JP Morgan has already developed its own digital currency, JPM Coin.
The US lender launched the coin back in February 2019. Pegged to the dollar, it facilitates the bank’s interbank payments instantly.
In May, the bank became the first of its size in the US to serve bitcoin exchanges Coinbase and Gemini, according to the Wall Street Journal.
The bank sold its enterprise blockchain platform, Quorum, in August. This means projects built internally on Quorum by JP Morgan are enjoying development outside of the bank.
JP Morgan managed to build up its Interbank Information Network to 200 bank members before selling the technology.
Russia’s crypto law come January
Russia announced its new cryptocurrency law this year, set to come into effect in January 2021 ahead of Sber’s pilot.
Known as On Digital Financial Assets (DFA), the law passed in July, gives legal status to cryptocurrency. But it prohibits its use as a means of payment.
This means Russian residents can’t transact in bitcoin or any other cryptocurrency. But it will legalise crypto-to-crypto trading platforms, and will allow firms to purchase and sell crypto, as well as lend in crypto.
Alongside this law, the Central Bank of Russia drew up a draft around issuing digital rubles earlier this year. It calls it “a third form of money”.
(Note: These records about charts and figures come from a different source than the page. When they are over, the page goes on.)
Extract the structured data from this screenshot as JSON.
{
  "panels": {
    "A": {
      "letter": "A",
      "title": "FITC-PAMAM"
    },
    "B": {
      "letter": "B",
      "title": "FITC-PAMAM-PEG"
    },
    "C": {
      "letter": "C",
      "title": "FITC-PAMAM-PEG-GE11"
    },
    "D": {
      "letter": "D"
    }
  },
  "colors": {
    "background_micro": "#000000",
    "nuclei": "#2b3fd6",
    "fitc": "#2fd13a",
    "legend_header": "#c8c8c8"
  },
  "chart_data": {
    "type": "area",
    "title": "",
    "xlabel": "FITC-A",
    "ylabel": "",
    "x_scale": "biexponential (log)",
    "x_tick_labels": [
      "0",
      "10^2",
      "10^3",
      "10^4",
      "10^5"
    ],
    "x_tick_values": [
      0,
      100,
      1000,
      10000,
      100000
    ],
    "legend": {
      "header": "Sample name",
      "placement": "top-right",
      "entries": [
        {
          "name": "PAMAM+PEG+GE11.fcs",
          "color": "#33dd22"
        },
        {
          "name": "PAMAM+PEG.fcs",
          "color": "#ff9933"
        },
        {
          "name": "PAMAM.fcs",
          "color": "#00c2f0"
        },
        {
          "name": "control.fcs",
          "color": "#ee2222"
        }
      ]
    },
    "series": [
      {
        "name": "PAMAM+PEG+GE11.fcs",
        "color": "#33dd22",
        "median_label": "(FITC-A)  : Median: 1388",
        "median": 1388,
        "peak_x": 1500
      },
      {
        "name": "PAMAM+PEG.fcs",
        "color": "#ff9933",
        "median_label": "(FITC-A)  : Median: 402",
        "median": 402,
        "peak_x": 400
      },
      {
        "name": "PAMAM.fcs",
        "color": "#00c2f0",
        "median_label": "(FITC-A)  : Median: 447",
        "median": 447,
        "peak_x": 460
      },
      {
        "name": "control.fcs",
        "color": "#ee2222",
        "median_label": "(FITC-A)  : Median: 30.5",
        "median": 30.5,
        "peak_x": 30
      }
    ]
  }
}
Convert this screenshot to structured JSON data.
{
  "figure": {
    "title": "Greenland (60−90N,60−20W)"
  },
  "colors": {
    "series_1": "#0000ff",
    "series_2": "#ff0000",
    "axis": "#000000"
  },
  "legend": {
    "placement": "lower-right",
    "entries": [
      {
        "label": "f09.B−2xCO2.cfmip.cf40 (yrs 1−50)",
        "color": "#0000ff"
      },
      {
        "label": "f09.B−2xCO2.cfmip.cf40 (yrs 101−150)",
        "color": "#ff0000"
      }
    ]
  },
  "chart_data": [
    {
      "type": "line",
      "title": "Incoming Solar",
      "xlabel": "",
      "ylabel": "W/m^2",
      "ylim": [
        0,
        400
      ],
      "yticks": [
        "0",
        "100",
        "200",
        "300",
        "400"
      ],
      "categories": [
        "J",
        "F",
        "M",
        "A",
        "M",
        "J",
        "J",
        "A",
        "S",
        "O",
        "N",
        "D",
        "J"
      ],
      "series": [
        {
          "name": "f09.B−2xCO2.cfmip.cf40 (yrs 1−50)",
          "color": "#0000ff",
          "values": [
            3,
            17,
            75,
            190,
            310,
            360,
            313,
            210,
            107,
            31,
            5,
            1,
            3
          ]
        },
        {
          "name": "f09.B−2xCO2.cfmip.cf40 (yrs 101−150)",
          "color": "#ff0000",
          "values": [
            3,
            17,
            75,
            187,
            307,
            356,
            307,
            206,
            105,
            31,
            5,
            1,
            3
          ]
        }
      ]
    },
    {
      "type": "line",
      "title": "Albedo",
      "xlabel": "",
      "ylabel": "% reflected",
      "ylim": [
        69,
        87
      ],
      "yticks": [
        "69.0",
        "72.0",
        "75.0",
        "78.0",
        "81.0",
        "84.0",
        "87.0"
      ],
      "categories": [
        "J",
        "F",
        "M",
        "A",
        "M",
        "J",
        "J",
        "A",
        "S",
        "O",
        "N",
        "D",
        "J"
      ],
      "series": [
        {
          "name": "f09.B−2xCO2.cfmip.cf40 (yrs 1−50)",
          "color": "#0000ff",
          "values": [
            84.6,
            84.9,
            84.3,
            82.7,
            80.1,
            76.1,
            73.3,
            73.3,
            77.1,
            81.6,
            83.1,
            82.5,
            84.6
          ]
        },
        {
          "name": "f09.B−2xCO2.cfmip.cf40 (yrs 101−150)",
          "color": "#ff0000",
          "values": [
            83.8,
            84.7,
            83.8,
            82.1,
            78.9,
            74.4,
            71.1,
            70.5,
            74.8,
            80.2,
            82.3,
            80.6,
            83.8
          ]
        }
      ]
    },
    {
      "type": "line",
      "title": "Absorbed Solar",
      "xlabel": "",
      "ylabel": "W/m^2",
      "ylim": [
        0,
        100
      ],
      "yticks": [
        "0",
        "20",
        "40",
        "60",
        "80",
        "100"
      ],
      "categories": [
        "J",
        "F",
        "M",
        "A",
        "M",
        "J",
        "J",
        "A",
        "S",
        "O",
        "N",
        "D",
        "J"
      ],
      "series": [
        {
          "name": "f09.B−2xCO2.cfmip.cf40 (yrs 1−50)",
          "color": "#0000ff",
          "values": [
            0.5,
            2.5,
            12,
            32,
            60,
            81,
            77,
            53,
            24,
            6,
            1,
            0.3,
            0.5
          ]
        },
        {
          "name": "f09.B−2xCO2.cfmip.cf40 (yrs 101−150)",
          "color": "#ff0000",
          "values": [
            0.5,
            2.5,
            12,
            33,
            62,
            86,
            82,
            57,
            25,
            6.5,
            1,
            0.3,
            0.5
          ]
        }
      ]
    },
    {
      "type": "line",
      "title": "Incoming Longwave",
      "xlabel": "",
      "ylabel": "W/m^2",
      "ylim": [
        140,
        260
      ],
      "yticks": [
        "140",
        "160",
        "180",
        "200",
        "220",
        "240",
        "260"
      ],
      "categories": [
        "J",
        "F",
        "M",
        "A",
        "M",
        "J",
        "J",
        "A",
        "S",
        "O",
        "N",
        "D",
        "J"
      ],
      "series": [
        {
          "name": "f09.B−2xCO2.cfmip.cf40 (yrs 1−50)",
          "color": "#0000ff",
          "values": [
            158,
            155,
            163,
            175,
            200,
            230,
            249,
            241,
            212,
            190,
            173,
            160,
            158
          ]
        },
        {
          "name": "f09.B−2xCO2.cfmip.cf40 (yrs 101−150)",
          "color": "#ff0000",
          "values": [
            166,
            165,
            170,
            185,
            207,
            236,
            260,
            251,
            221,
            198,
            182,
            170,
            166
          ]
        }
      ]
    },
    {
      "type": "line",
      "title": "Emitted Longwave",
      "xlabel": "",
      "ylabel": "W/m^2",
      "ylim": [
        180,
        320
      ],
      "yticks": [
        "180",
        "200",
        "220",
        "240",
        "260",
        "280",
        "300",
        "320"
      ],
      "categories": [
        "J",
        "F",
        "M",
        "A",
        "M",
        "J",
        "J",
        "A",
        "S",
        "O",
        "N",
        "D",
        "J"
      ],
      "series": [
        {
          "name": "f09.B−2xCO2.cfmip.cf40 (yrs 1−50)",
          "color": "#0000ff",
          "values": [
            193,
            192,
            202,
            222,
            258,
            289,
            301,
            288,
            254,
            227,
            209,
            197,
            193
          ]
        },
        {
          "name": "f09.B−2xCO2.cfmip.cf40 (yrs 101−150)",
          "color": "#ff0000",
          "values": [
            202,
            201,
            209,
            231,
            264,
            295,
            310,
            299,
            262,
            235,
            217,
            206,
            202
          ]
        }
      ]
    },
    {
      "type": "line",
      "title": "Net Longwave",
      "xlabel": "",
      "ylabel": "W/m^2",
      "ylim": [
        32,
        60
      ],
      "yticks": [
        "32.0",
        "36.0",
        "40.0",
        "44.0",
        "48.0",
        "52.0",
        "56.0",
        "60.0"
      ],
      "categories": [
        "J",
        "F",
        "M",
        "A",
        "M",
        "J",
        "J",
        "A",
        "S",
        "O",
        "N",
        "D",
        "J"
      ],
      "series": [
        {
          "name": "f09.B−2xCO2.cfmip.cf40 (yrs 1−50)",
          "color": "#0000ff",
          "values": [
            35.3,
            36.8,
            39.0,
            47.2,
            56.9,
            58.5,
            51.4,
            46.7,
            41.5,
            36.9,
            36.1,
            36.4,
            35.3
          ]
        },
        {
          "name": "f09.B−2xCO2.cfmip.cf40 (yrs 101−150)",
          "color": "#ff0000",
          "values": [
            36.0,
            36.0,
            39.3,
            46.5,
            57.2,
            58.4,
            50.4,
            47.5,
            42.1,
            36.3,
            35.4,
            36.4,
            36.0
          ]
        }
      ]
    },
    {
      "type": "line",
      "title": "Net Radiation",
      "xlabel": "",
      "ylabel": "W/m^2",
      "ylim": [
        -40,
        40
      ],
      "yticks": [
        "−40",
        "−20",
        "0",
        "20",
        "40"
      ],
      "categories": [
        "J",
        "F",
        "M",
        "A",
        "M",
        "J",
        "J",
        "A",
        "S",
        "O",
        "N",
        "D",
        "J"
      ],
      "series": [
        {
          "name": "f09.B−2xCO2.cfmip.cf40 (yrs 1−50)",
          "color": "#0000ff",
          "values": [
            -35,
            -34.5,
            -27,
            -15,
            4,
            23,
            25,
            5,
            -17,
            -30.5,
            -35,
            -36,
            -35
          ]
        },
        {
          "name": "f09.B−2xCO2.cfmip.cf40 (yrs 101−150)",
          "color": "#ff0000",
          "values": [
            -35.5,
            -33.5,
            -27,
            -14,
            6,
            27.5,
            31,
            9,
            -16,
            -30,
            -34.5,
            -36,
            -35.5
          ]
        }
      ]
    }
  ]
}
But Sber wants to go further than the central bank’s definition and add a tracking number on each digital ruble. It also wants to settle payments under smart contracts to solve issues around fund misappropriation.
As Finance Magnates points out, these stipulations would allow Sber and other commercial banks to maintain the account for non-cash digital currencies – rather than the state-regulated bank.
The platform is a sure thing
The bank – and this is confirmed, rather than being reviewed – is launching its own blockchain platform built on Hyperledger Fabric.
It’s designed for trade finance transactions, including exchanging letters of credit, according to the bank’s statement to CoinDesk back in August.
The nodes are hosted in Sber’s own cloud computing service, SberCloud. The bank says the system will be open, so any firm would be able to join and set up its own node.
Following in the footsteps of Raiffeisen Bank?
Raiffeisen Bank International (RBI) spoke to FinTech Futures in June about its own plans to launch a private digital currency.
The Austrian bank’s blockchain hub lead Stefan Andjelic said a central bank digital currency (CBDC) “wouldn’t be enough” for what it had planned for tokenisation.
This is why RBI decided to partner with fintech Billon last October to build its own tokenisation platform.
The bank wants to create a solution which can facilitate faster cross-border payments. It also wants to offer a coin which is currency agnostic.
That would mean it could be both euro-backed and, in future, backed by other currencies such as the Ukrainian hryvnia or the Croatian kuna.